Advances in mathematical learning methods have led to the development of some high-dimensional classification algorithms which have been recently used in the medical sciences. The improvements in these technologies could help enhance disease identification accuracy. As a result, various classification models have been constructed for differentiating between diseases. Among these, supervised machine-learning techniques, in which a training procedure is used to create a classification model for testing, are the most-widely used (39, 40). SVM is a conventional supervised learning method that has a favorable performance for classification of high-dimensional data (41). However, it has a limitation in dealing with noisy data and, as with other supervised learning methods, is a requirement on many labeled training samples (41). On the other hand, to improve classification robustness in respect of noises, a sparse representation technique has been proposed and has been successfully applied to various classification problems (15–17). The principal addition of SRC is to represent a new sample using the least number of training samples (15). Since SRC does not contain separate training and testing stages, as in the supervised learning method, this method has no overfitting problem (17). However, the discrimination capability of SRC is lost in datasets that are distributed in the same direction (18). In this study, the SRC prototype classification method has been modified through adding the weights (WSRC) for solving some of the dataset problems and improving the classification accuracy of the system (19). As expected in theory, our experimental results showed that adding weights can enhance the performance of the SRC method.
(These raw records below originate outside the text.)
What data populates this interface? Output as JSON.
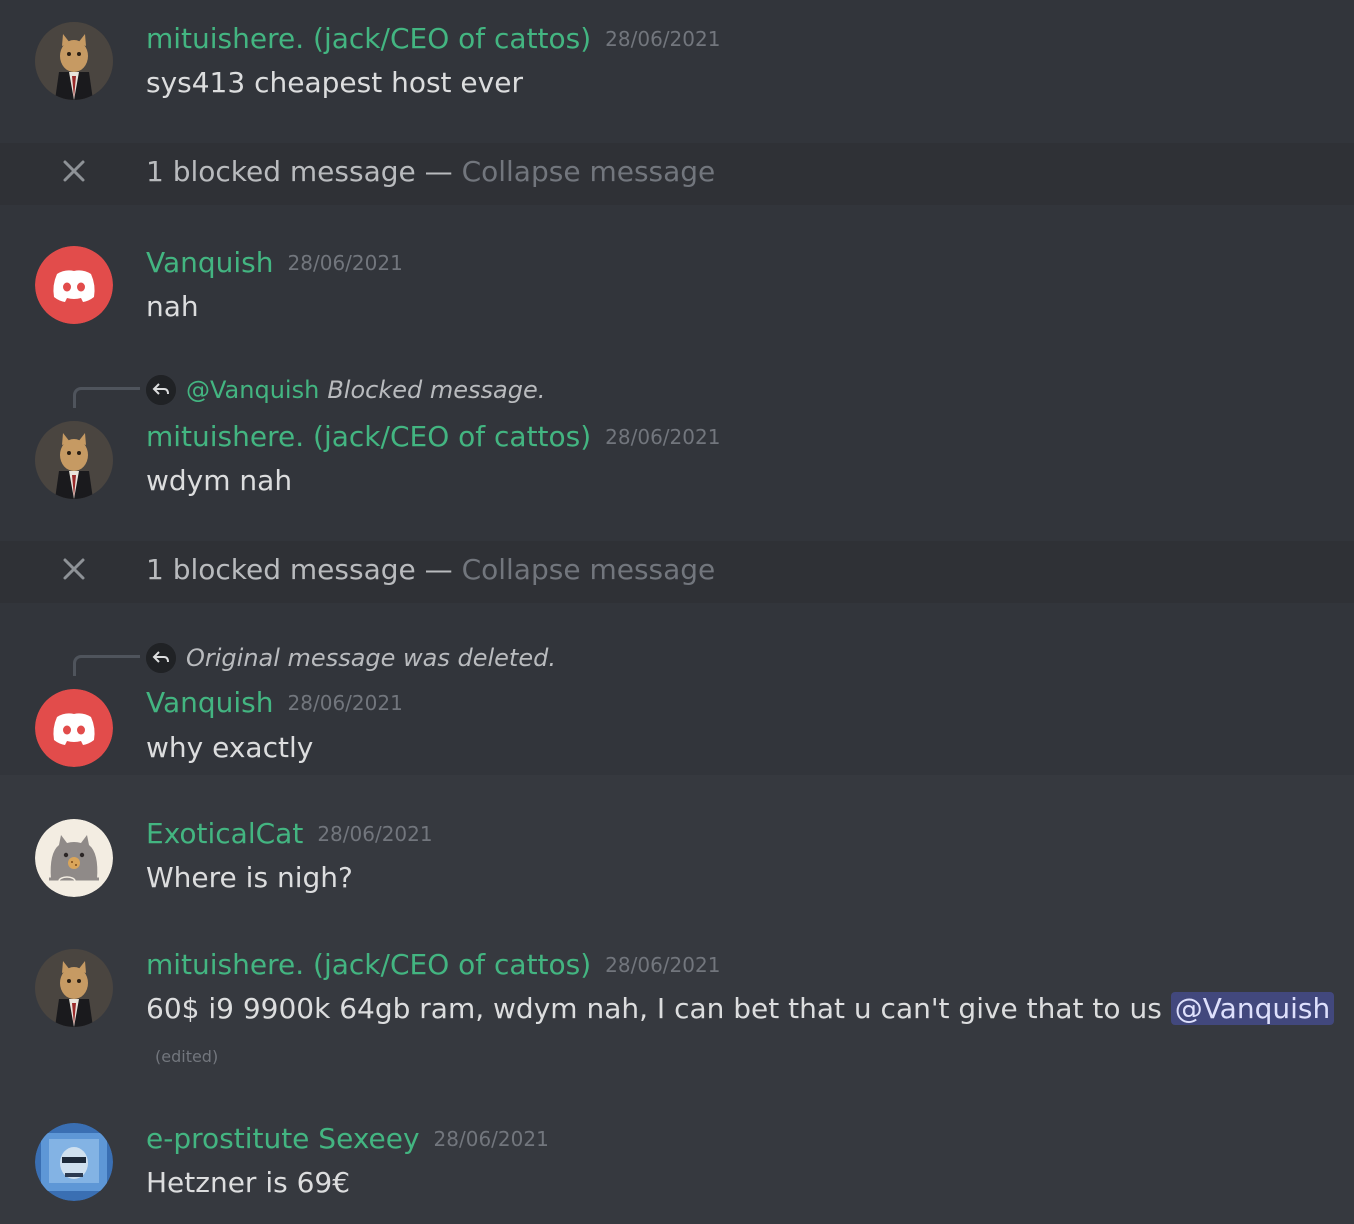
{
  "messages": [
    {
      "author": "mituishere. (jack/CEO of cattos)",
      "time": "28/06/2021",
      "text": "sys413 cheapest host ever"
    },
    {
      "author": "Vanquish",
      "time": "28/06/2021",
      "text": "nah"
    },
    {
      "author": "mituishere. (jack/CEO of cattos)",
      "time": "28/06/2021",
      "text": "wdym nah",
      "reply": {
        "author": "@Vanquish",
        "text": "Blocked message."
      }
    },
    {
      "author": "Vanquish",
      "time": "28/06/2021",
      "text": "why exactly",
      "reply": {
        "text": "Original message was deleted."
      }
    },
    {
      "author": "ExoticalCat",
      "time": "28/06/2021",
      "text": "Where is nigh?"
    },
    {
      "author": "mituishere. (jack/CEO of cattos)",
      "time": "28/06/2021",
      "text": "60$ i9 9900k 64gb ram, wdym nah, I can bet that u can't give that to us",
      "mention": "@Vanquish",
      "edited": "(edited)"
    },
    {
      "author": "e-prostitute Sexeey",
      "time": "28/06/2021",
      "text": "Hetzner is 69€"
    }
  ],
  "blocked": {
    "label": "1 blocked message —",
    "collapse": "Collapse message"
  },
  "colors": {
    "username": "#43b581",
    "background": "#36393f",
    "discord_red": "#e24c4b"
  }
}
According to our results, WSRC outperformed the SRC and SVM methods in classification of pleural effusions.

A decision tree is a reliable and effective decision-making model which provides an accurate and simple representation of gathered knowledge. This model can easily be validated during the decision-making process by an expert. Therefore, decision trees are applicable in decision-making processes in medicine. In this study, the decision tree was only used for the differential diagnosis of TPE and MPE, and diagnosis of other sources of pleural effusion are based on clinical evaluations.

Some limitations of this study should be acknowledged. First, we differentiated only TPE and MPE patients. Although most problems occur in distinguishing between exudative effusion in these two diseases (3, 4), future investigations should consider including all causes of pleural exudate. Second, the usefulness of WSRC in differentiating TPE from MPE was not tested in real time. It is not clear how physicians would respond if WSRC could distinguish the cause of pleural effusion. Third, the present study was carried out at a single medical center. These findings must be corroborated on patients from multiple locations, using more samples.

In conclusion, a decision tree and a WSRC are both novel, noninvasive, and inexpensive methods, which can provide highly effective and reliable structures useful for discrimination between TPE and MPE, based on a combination of routine pleural fluid biomarkers. The present study indicates that these applied mathematical methods can provide high diagnostic success rates to assist in the diagnoses of exudative pleural effusion in patients waiting for laboratory outcomes of pleural tissue, and for treatment planning.